Both vulnerabilities are rated critical and included in the Known Exploited Vulnerabilities (KEV) Catalog, prompting a reminder from security agencies about the importance of patching all systems, including firewall security appliances, for KEVs.
The attacks on the unnamed organization were detailed in a Thursday advisory authored by CISA, the FBI and the Cyber National Mission Force (CNMF).
The advisory said nation-state advanced persistent threat (APT) groups exploited a critical remote code execution vulnerability (CVE-2022-47966) to gain unauthorized access to the organization’s Zoho ManageEngine ServiceDesk Plus instance, and then moved laterally through its network.
Other APT groups exploited a heap-based buffer overflow vulnerability (CVE-2022-42475) in FortiOS SSL-VPN to establish presence on the organization’s Fortinet firewall device.
The attacks are believed to have begun in January this year. CISA conducted an incident response engagement between February and April, identifying “an array of threat actor activity”.
The advisory did not attribute the attack to any specific threat groups, but noted CISA’s investigation uncovered overlapping tactics, techniques and procedures (TTPs) that could be ascribed to multiple APT groups.
Through the Zoho exploit, the threat actors were able to achieve root level web server access and create a local user account with administrative privileges.
“Actors were further able to download malware, enumerate the network, collect administrative user credentials, and move laterally through the organization’s network,” the advisory stated.
It was unclear if the attacks resulted in data being accessed, altered or exfiltrated. “This was due to the organization not clearly defining where their data was centrally located and CISA having limited network sensor coverage.”
Cisco Talos last month reported observing North Korean state-sponsored APT Lazarus Group exploiting the same Zoho ManageEngine vulnerability to launch attacks on a midsized internet backbone provider in the United Kingdom, and multiple healthcare entities in Europe and the United States.
In the attacks against the aeronautical organization’s Fortinet firewall, carried out between February 1-16, the advisory said the APT groups compromised and exploited legitimate administrative account credentials used by a contractor previously hired by the organization. The credentials were disabled prior to the attack.

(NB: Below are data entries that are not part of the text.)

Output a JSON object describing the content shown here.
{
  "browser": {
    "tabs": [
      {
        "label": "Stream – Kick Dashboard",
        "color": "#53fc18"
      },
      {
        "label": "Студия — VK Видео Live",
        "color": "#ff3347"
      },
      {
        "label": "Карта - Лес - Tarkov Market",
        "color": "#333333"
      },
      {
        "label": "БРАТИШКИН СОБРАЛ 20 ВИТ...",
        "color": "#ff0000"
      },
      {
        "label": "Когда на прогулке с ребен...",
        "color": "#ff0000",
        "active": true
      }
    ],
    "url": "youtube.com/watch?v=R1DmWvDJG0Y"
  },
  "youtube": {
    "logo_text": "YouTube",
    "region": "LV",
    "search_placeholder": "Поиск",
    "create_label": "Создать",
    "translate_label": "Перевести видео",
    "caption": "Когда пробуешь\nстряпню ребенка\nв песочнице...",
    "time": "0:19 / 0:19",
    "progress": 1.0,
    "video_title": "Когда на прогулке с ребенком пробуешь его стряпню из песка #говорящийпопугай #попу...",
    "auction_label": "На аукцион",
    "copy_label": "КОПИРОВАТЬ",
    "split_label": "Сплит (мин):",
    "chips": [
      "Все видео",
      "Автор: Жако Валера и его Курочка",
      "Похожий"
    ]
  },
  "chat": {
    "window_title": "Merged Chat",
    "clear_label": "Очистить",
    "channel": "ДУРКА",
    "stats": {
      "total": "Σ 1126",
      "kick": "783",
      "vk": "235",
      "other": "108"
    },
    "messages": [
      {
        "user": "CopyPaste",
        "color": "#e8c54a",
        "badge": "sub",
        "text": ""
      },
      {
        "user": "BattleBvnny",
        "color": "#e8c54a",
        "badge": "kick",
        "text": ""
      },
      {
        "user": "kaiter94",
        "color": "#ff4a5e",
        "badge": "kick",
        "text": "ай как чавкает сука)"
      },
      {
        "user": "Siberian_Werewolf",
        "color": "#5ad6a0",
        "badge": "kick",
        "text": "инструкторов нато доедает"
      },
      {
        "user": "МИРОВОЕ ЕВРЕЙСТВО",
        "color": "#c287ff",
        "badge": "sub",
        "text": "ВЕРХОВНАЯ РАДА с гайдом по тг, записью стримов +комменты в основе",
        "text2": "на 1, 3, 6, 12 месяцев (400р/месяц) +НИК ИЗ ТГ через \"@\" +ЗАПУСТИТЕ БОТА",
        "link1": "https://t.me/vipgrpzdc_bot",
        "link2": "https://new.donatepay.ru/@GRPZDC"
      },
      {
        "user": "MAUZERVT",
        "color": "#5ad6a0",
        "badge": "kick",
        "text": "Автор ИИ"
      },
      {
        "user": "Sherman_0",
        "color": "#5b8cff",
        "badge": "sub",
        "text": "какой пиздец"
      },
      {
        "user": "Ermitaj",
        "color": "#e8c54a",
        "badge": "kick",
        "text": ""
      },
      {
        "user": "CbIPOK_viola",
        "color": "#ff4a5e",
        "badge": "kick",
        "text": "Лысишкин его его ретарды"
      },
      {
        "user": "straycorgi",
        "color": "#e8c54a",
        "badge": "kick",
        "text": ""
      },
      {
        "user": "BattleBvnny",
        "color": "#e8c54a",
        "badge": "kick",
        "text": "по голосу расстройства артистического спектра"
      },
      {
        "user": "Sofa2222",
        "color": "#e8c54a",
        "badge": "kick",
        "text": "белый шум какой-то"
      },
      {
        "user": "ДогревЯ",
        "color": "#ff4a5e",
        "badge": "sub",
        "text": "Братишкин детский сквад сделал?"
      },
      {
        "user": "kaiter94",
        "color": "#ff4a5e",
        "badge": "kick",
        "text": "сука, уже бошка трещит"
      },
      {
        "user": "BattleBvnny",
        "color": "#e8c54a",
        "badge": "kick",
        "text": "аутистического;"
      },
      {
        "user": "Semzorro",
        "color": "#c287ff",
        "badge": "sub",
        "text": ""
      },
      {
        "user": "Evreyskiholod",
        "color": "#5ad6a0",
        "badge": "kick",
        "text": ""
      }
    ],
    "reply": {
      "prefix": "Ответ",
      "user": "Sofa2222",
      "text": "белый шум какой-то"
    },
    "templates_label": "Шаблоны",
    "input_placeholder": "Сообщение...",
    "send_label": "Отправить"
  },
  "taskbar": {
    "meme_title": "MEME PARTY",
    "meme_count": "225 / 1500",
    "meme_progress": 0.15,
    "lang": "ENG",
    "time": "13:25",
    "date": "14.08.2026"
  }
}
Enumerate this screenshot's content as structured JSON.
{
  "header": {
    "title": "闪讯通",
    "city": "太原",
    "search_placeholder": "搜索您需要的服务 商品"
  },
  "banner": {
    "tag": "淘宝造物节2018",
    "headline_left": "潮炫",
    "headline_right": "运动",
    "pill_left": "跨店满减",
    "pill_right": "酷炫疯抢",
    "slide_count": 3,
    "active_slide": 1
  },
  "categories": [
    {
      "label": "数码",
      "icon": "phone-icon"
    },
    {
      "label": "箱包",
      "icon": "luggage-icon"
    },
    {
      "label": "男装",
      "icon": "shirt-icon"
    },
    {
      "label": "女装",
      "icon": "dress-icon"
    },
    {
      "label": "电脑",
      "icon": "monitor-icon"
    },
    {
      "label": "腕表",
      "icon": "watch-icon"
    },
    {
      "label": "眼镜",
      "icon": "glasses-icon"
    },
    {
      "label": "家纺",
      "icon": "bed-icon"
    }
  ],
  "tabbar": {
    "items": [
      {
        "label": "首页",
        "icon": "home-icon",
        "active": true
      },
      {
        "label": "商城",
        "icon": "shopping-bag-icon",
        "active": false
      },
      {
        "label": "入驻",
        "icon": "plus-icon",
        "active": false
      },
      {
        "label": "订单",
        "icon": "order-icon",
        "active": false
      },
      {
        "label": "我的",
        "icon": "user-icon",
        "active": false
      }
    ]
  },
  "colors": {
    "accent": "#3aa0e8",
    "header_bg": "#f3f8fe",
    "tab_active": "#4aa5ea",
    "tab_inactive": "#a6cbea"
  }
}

“Analysis identified that a common behavior for these threat actors was to use disabled administrative account credentials and delete logs from several critical servers in the environment,” the advisory said.

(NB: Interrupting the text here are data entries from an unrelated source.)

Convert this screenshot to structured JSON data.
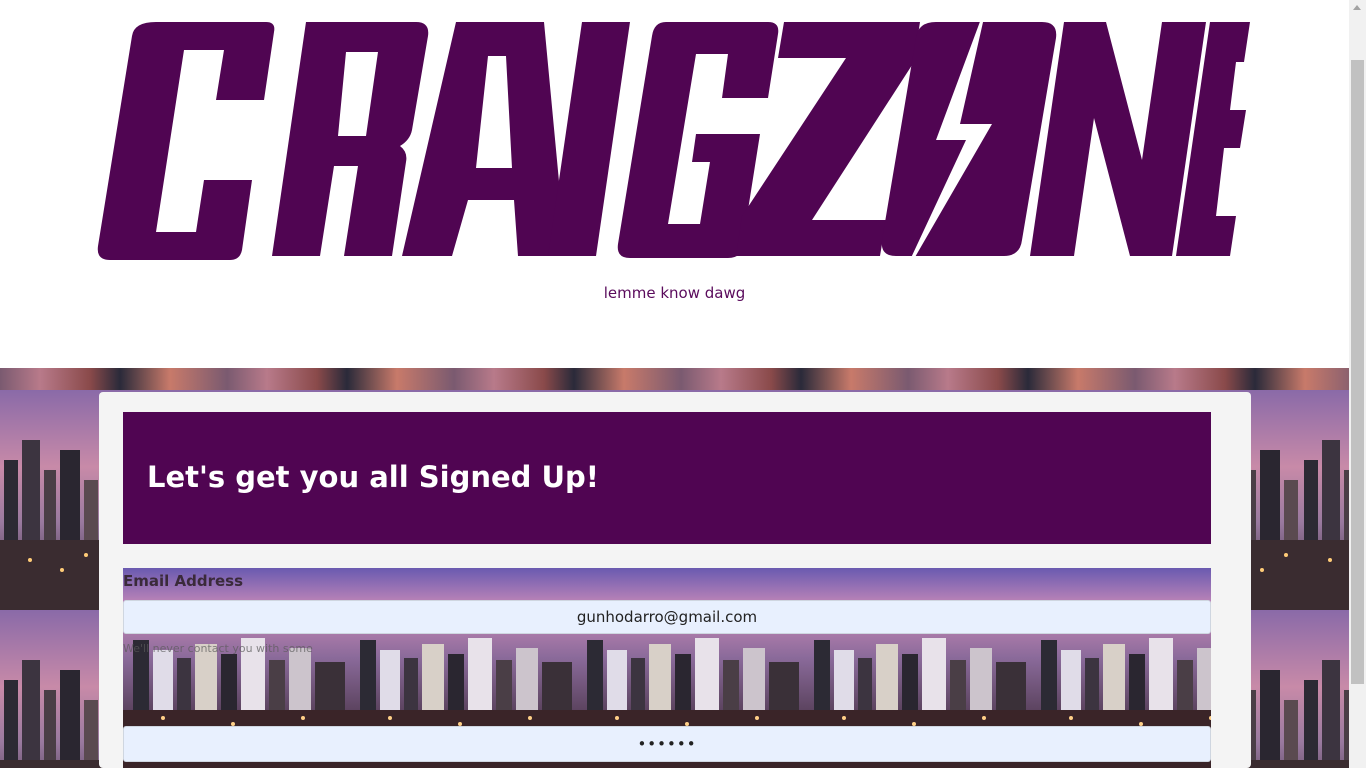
{
  "header": {
    "logo_text": "CRAIGZONE",
    "tagline": "lemme know dawg"
  },
  "jumbotron": {
    "title": "Let's get you all Signed Up!"
  },
  "form": {
    "email_label": "Email Address",
    "email_value": "gunhodarro@gmail.com",
    "help_text": "We'll never contact you with some",
    "password_value": "••••••"
  },
  "colors": {
    "brand_purple": "#500552",
    "tagline": "#5a0b5c",
    "card_bg": "#f4f4f4",
    "autofill_bg": "#e8f0fe"
  },
  "icons": {
    "scroll_up": "chevron-up-icon"
  }
}
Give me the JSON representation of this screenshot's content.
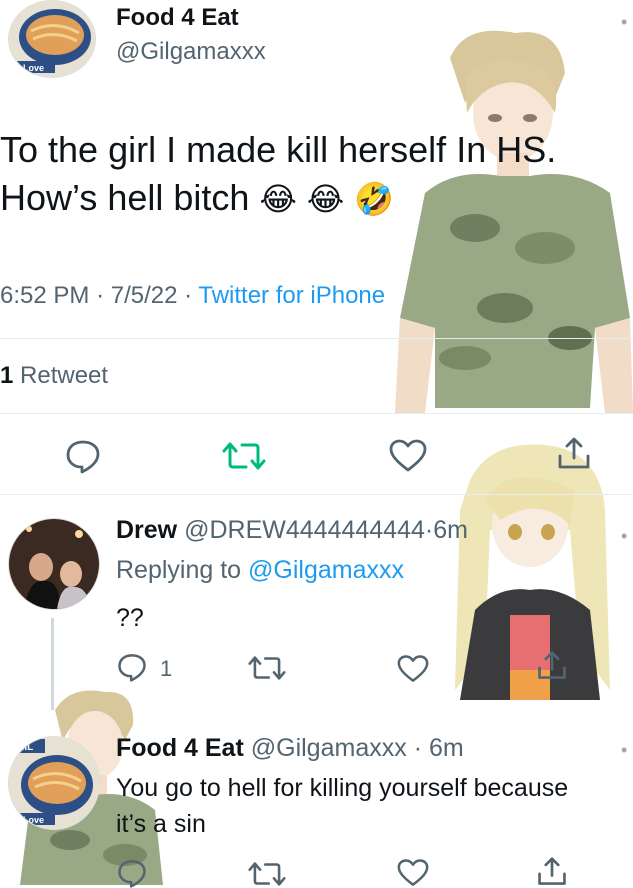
{
  "main_tweet": {
    "author_name": "Food 4 Eat",
    "author_handle": "@Gilgamaxxx",
    "avatar_caption": "I Love",
    "text_line1": "To the girl I made kill herself In HS.",
    "text_line2": "How’s hell bitch",
    "emojis": [
      "😂",
      "😂",
      "🤣"
    ],
    "time": "6:52 PM",
    "sep1": "·",
    "date": "7/5/22",
    "sep2": "·",
    "source": "Twitter for iPhone",
    "retweet_count": "1",
    "retweet_label": "Retweet"
  },
  "reply1": {
    "author_name": "Drew",
    "author_handle": "@DREW4444444444",
    "time_fragment": "·6m",
    "replying_prefix": "Replying to",
    "replying_handle": "@Gilgamaxxx",
    "text": "??",
    "reply_count": "1"
  },
  "reply2": {
    "author_name": "Food 4 Eat",
    "author_handle": "@Gilgamaxxx",
    "sep": "·",
    "time": "6m",
    "avatar_caption": "I Love",
    "avatar_badge": "MIL",
    "text_line1": "You go to hell for killing yourself because",
    "text_line2": "it’s a sin"
  },
  "icons": {
    "reply": "reply-icon",
    "retweet": "retweet-icon",
    "like": "heart-icon",
    "share": "share-icon",
    "more": "more-icon"
  },
  "colors": {
    "retweet_active": "#00ba7c",
    "link": "#1d9bf0",
    "muted": "#536471",
    "icon": "#536471"
  }
}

“This prevented the ability to detect follow-on exploitation or data exfiltration.”
One of the security agencies’ recommendations in the advisory was that organizations remove all unnecessary and disabled accounts and groups related to applications on their networks if they are no longer needed, especially privileged accounts.
In June, the same FortiOS vulnerability was used in an attack against a U.S. cancer center.

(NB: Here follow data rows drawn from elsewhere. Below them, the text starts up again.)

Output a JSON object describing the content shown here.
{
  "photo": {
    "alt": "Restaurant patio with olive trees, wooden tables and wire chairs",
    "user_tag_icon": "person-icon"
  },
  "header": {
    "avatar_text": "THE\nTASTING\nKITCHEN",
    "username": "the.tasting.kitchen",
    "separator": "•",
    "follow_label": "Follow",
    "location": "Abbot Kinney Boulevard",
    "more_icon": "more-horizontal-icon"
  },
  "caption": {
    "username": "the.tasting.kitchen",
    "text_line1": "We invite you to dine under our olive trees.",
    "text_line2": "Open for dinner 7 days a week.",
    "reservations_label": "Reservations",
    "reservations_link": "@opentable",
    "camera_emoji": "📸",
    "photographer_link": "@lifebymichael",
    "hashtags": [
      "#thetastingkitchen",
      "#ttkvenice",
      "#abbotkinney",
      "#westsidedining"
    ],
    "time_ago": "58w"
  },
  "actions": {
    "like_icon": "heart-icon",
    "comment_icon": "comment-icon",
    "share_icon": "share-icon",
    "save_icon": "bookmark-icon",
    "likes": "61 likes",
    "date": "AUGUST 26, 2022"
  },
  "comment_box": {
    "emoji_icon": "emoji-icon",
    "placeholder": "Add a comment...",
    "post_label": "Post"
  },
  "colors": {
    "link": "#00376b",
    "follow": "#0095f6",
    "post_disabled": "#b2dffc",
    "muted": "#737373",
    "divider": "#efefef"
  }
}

In their advisory, the three agencies said the attacks against the aeronautical organization highlighted how APT groups often scanned internet-facing devices for vulnerabilities that could be easily exploited. “Firewall, virtual private networks (VPNs), and other edge network infrastructure continue to be of interest to malicious cyber actors,” they warned. “When targeted, they can be leveraged to expand targeted network access, serve as malicious infrastructure, or a mixture of both.”